Why do the credit rating agencies still merit Good Housekeeping seal levels of respect? The markets have gone all ker-phooey because Standard and Poor’s has threatened to downgrade the ratings on UK debt.
Brows are furrowing and told-ya-so’s reverberating on both sides of the pond this morning, after S&P issued a formal warning that the United Kingdom could lose its cherished triple-A if the government doesn’t move to rein in yawning deficits.

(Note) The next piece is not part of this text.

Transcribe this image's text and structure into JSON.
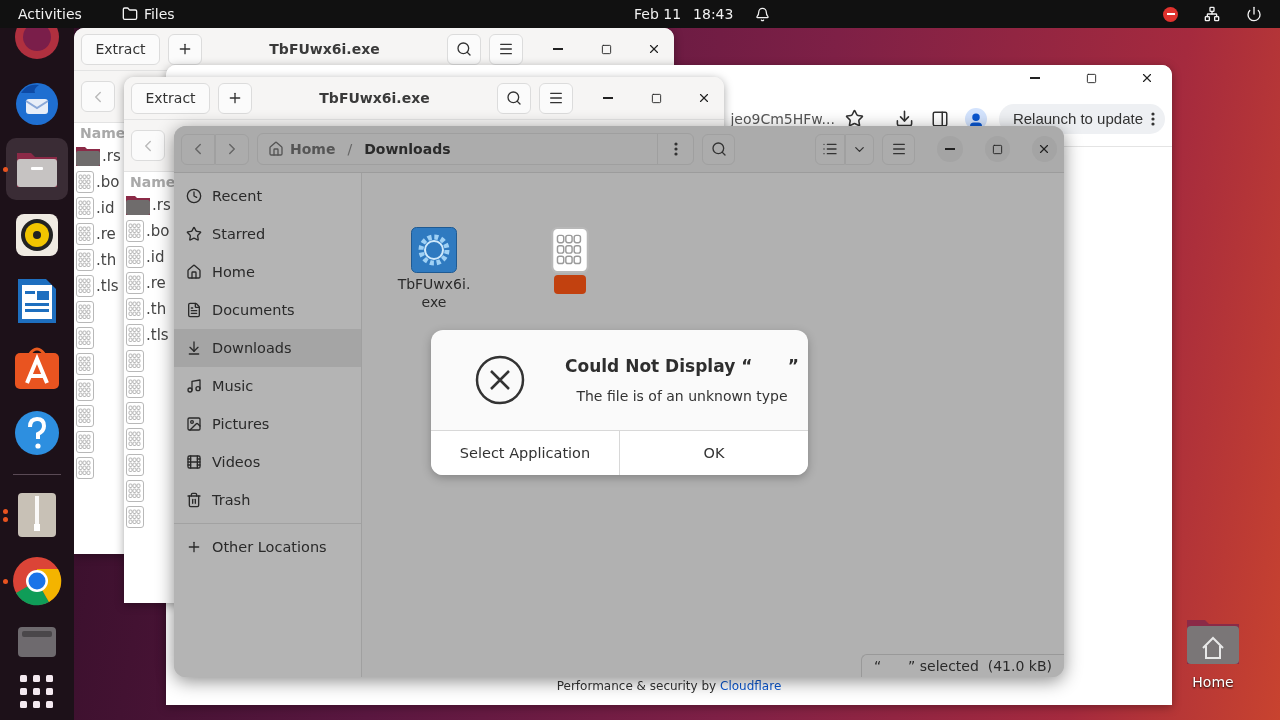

As far as I can tell, the announcement doesn’t reveal anything new about the state of Great Britian’s deficits and spending (which are impressive relative to GDP). But the Dow Jones reaction, down 1.62% at midday, signals that the opinions and the ratings agencies do matter a great deal. Part of that is habitual and part of that is structural. Markets are in the habit of giving credence to what the ratings agencies announce. And investors are often required to sell securities if they slip below certain ratings levels or at least to re-balance their portfolios to meet certain investing criteria.
Also behind the selling: Everyone is wondering if the triple-A rating of the US government is in jeopardy. It’s a natural question: deficits are piling up and major debt investors like China and Japan are slowing their investing in US govvies. China, in fact, has been stockpiling commodities.
But that question has been hanging in the air for sometime. Investors need to do some fundamental analysis of their own. As MarketBeat notes, US deficits are growing in part because the government is shoring up investments in what were once deemed to be triple-A mortgage securities.